When my dad died I realised that by complete fluke, I was incredibly lucky not to have any 'unfinished business' with him, iykwim. I miss him, I would love to talk with him again and to show him the dc's, but I'm not haunted by anything I wish I'd said, or apologised for.
A year later, my mum was diagnosed with the same cancer that killed dad. At the time I hadn't spoken to her in 4 years - she is hard, hard work, my mum - but I was the only one of her 4 kids in the country, so of course I went to see her in hospital. I realised that if she died, I'd be full of guilt about our poor relationship, so I'd better work on it.
It's been 11 years now (she recovered from the cancer, though has many other health issues) and I am still working on it. Part of the reason I moved back to Oz from UK was so she could see the dc's, but she doesn't much - partly ill-health, partly her own social life, and partly her own peculiar attitudes. We see much more of the IL's who live the other side of town but always ready and willing to help, listen, talk, etc. And she does make me nuts, a lot of the time.

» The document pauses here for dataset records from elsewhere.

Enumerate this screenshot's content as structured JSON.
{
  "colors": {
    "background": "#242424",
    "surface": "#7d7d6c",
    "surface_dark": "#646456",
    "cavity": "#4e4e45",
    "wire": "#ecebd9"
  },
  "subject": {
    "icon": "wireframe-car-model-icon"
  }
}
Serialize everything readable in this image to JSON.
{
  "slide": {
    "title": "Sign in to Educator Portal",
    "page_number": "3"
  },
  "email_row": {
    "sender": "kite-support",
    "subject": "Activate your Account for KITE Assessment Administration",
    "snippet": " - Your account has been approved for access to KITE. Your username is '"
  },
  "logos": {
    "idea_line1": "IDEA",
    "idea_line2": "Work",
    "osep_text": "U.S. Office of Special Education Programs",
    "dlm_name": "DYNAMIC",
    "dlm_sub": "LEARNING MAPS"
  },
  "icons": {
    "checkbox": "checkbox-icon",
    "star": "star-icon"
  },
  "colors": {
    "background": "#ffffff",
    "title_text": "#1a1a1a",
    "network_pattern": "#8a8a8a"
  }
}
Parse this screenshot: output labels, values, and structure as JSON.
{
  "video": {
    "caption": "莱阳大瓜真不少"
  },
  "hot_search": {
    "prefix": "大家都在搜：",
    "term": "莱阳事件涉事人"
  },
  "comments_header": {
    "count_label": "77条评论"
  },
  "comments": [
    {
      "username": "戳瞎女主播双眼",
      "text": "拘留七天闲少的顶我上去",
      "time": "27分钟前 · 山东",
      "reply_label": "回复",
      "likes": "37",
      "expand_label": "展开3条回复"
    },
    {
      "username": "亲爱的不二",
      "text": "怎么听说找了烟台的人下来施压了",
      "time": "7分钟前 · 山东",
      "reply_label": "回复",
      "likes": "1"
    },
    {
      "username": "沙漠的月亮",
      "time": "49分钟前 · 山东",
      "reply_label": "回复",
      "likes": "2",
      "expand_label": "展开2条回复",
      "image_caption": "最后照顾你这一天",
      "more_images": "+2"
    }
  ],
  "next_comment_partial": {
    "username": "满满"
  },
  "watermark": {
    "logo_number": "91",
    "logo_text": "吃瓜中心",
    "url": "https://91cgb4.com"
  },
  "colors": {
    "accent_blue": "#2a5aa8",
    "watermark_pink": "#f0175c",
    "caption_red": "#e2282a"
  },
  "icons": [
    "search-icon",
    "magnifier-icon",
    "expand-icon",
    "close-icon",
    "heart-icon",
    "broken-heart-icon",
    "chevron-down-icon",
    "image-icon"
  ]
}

I wish it could be better but I've realised, she would have to want that too, and work on it. (Perhaps she is; perhaps she can't; perhaps she doesn't know - think this is most likely.) I know I've tried to be as honest with her as I can, once I even said to her that what she was doing wasn't helping our relationship any - she was astonished and then deeply apologetic. She really just hadn't a clue.
If you are happy with how you're behaving, and the efforts you're making, then really that's all you can ask. Your dad, like my mum, is doing the best he can, given his situation and what's in his head. Maybe give him a 'heads up', let him know that you'd like things to be better, or just quietly make an extra effort yourself - then try to accept whatever he can give and make your peace with that.
apologies for the essay, hope it helps a little.